Ms. Mattar will join the 84th class of Nieman Fellows at Harvard University. The fellowship carries a stipend for living expenses and payment of fees to Harvard University.
"This is a dream come true, and I can still hardly believe it's happening to me,” Ms. Mattar said after the Canadian Nieman Fellowship Selection committee awarded her the biennial fellowship. “I'm so deeply grateful to the Goodman family for extending me this once-in-a-lifetime opportunity, and beyond humbled that I am following in the footsteps of some of the best journalists by being chosen as this year's Canadian Nieman Fellow. Thank you to the Martin Wise Goodman Trust, and the Nieman Foundation, for supporting me in my goal to improve the field of journalism at this critical juncture. I can't wait to get to spend the year ahead at Harvard University where I will have time to follow my curiosity, my interests, my passion, and share them alongside the other Nieman fellows who I am so excited to learn from. I look forward to an invigorating, inspiring, and game-changing year ahead." While at Harvard, Ms. Mattar will study how newsrooms and newsmaking can adapt to better foster, retain and promote Black, Indigenous and racialized journalists, focusing on how diversity initiatives can go beyond surface-level platitudes and lead to more representative newsrooms and coverage.

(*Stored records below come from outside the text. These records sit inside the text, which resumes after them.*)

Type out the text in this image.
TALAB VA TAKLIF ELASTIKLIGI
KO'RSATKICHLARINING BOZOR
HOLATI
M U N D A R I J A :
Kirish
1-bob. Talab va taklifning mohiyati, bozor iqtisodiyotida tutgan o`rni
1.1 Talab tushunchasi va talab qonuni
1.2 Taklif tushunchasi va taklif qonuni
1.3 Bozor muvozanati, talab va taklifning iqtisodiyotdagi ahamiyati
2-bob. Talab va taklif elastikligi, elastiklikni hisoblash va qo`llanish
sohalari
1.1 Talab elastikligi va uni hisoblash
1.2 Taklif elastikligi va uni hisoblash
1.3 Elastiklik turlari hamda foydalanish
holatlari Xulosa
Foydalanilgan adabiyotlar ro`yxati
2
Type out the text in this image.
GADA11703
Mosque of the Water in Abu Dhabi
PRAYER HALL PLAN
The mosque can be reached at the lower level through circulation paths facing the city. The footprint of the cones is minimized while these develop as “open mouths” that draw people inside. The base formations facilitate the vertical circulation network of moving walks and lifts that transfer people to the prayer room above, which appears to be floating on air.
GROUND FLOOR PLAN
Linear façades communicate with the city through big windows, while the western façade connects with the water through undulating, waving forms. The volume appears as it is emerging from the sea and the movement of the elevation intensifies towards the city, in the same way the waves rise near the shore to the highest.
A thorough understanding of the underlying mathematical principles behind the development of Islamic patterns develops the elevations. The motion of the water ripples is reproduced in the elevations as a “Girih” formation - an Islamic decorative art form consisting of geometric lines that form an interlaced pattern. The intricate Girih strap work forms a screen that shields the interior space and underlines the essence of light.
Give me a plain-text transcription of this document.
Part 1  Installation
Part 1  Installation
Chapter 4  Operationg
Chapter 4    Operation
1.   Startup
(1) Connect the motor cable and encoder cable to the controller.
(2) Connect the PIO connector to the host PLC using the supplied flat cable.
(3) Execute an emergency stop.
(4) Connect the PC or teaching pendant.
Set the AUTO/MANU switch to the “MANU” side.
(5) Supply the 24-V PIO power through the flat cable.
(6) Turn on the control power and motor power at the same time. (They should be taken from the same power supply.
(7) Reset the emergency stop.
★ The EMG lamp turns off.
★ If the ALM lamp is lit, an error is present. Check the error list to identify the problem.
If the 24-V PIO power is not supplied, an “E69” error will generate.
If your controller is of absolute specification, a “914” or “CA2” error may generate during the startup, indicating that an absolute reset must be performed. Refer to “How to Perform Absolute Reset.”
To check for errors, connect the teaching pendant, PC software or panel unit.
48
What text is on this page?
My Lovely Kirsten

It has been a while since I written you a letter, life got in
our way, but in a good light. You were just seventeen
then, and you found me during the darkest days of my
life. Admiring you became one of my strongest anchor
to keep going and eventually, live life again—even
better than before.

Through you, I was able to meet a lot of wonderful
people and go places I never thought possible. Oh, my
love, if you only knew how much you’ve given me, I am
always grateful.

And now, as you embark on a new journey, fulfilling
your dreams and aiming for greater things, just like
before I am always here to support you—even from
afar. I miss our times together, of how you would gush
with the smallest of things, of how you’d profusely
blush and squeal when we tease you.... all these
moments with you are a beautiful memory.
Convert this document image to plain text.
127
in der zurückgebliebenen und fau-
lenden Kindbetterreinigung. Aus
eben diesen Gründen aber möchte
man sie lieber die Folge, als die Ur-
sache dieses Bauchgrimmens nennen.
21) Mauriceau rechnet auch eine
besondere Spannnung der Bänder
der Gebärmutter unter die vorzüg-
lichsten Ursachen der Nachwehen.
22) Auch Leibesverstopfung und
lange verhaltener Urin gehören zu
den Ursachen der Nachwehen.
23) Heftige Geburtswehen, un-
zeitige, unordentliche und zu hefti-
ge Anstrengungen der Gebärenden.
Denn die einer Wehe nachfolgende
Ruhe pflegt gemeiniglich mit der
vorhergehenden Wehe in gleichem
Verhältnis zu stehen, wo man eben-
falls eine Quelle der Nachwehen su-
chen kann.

Pacinthe Mattar has most recently been a senior producer at Antica Productions. She spent a decade at the CBC where she covered everything from Middle East politics, pop culture, race, refugees and migration, Indigenous issues and more. Her work received a 2018 Silver at the New York Radio Festival Awards, as well as a 2015 Gracie Award. Her work has appeared on CBC, Buzzfeed, Toronto Life, Chatelaine, and The Walrus. Her feature article, “Objectivity Is A Privilege Afforded To White Journalists” for The Walrus was long-listed for the 2020 Allan Slaight Journalism Prize. In 2018 she was selected as an Arthur F. Burns Fellow.
The Nieman Fellowships were established for American journalists in 1938 in memory of Lucius W. Nieman, founder of the Milwaukee Journal. It provides for a year of study for working journalists in any department of Harvard University as well as a seminar program. Previously, thirteen Canadian journalists had gone to Harvard on this program under other funding, including Martin Goodman (Nieman fellow class of '62).
Pacinthe represents the best of Canadian journalism. The Selection Committee was very impressed with Pacinthe’s editorial acumen, her courage, and her commitment to improving diversity in the newsrooms of the future,” said Jonathan Goodman, Chairman of the Canadian Nieman Fellowship.